The Economist sees it as something good for democracy. Freedom House, on the other hand, is a little more systematic in its critique of Indian democracy. It said that the decline in 2019 versus 2014 was because poor Muslim representation in the Lok Sabha. They point out that’s only 5% of the Lok Saba compared with 14% of the population. Agree that it is a sign of equal opportunity which is good for democracy. But the representation increased between 2014 and 2019 from 22 to 27. In other words, however low the quality of Indian democracy may have been in 2014, this should have been an indicator of improvement between 2014 and 2019.
The Economist saw laws against cow slaughter as a reason for cutting India’s democracy ranking. I understand that horse slaughter is prohibited in the US and horses are exported to Canada and Mexico for slaughter. Americans have a sentimental attachment to horses. We could argue about dogs should be killed. The Freedom House feels that it is entirely inappropriate to protect cows because a vast majority of the population finds something sacred about cows. If pure sentiment is good enough to prohibit horse slaughter, clearly the deep religious conviction of the majority of the population is arguably sufficient to prohibit the slaughter of cows.
The ban on CPI-ML (Maoist) under the UAPA actually occurred in 2010. Yet, Freedom House counts it against India’s democracy rating for 2019. It says several Supreme Court rulings in recent years went in favour of the BJP. Well, is it fair to say that a country is not democratic if the Supreme Court rules in the government’s favour. I see no evidence coming out of India that the Supreme Court of India has become pro Modi.

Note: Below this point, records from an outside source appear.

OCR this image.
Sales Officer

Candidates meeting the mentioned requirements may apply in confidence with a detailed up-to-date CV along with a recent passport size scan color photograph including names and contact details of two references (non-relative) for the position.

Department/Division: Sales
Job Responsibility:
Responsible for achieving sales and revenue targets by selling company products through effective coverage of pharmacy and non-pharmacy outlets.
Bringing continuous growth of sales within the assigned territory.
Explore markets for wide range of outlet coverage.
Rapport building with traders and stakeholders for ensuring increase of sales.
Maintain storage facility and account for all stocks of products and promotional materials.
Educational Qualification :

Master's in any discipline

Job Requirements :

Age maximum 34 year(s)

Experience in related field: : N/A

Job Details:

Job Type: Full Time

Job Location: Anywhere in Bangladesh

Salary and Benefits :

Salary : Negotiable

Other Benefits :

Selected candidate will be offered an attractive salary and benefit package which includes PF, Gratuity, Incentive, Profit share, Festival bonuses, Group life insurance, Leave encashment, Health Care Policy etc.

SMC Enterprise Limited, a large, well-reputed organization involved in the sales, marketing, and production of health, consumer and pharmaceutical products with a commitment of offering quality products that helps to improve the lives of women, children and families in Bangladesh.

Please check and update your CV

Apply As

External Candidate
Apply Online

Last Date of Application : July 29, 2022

The V-Dem claims is that the election commission of India is no longer independent. The reason is that it didn’t penalise Narendra Modi for announcing the successful anti-missile test in 2019 during the quiet period ahead of the 2019 elections. If someone tells me that the election commission is no longer an independent institution, I expect solid evidence in support.
The democracy rankings, especially V-Dem ranking, have an impact on the economic prospects of a country because it ultimately feeds into Bond rating models. The rankings get embedded in other things. The V-Dem rankings is the one that gets embedded in most quantitative measures such as quality of governance indicators that then get embedded in the sovereign default models.
The risk of sovereign default is higher in countries that have worse governance standards. If India is misplaced on governance indicators, it gets misplaced in the bond default models. So, India will pay a higher interest rate on its sovereign debt. So, the immediate financial impact of democracy rankings is on the interest rate India pays while borrowing from international markets.
The US state department is not very enthusiastic about India. The Democratic Party in the US is the natural party of academics, NGOs, and human rights activists. That group of people feeling that India is not a fellow democracy is the reason behind the US downgrading the defence cooperation with India. Israel has faced this kind of pressure and I feel these pressures are starting to build against India.
(This article is the edited excerpt of Prof. Salvatore Babones’ speech at an online event organised by EGROW Foundation, a Noida-based think tank. Prof Babones is an American sociologist working at the University of Sydney.)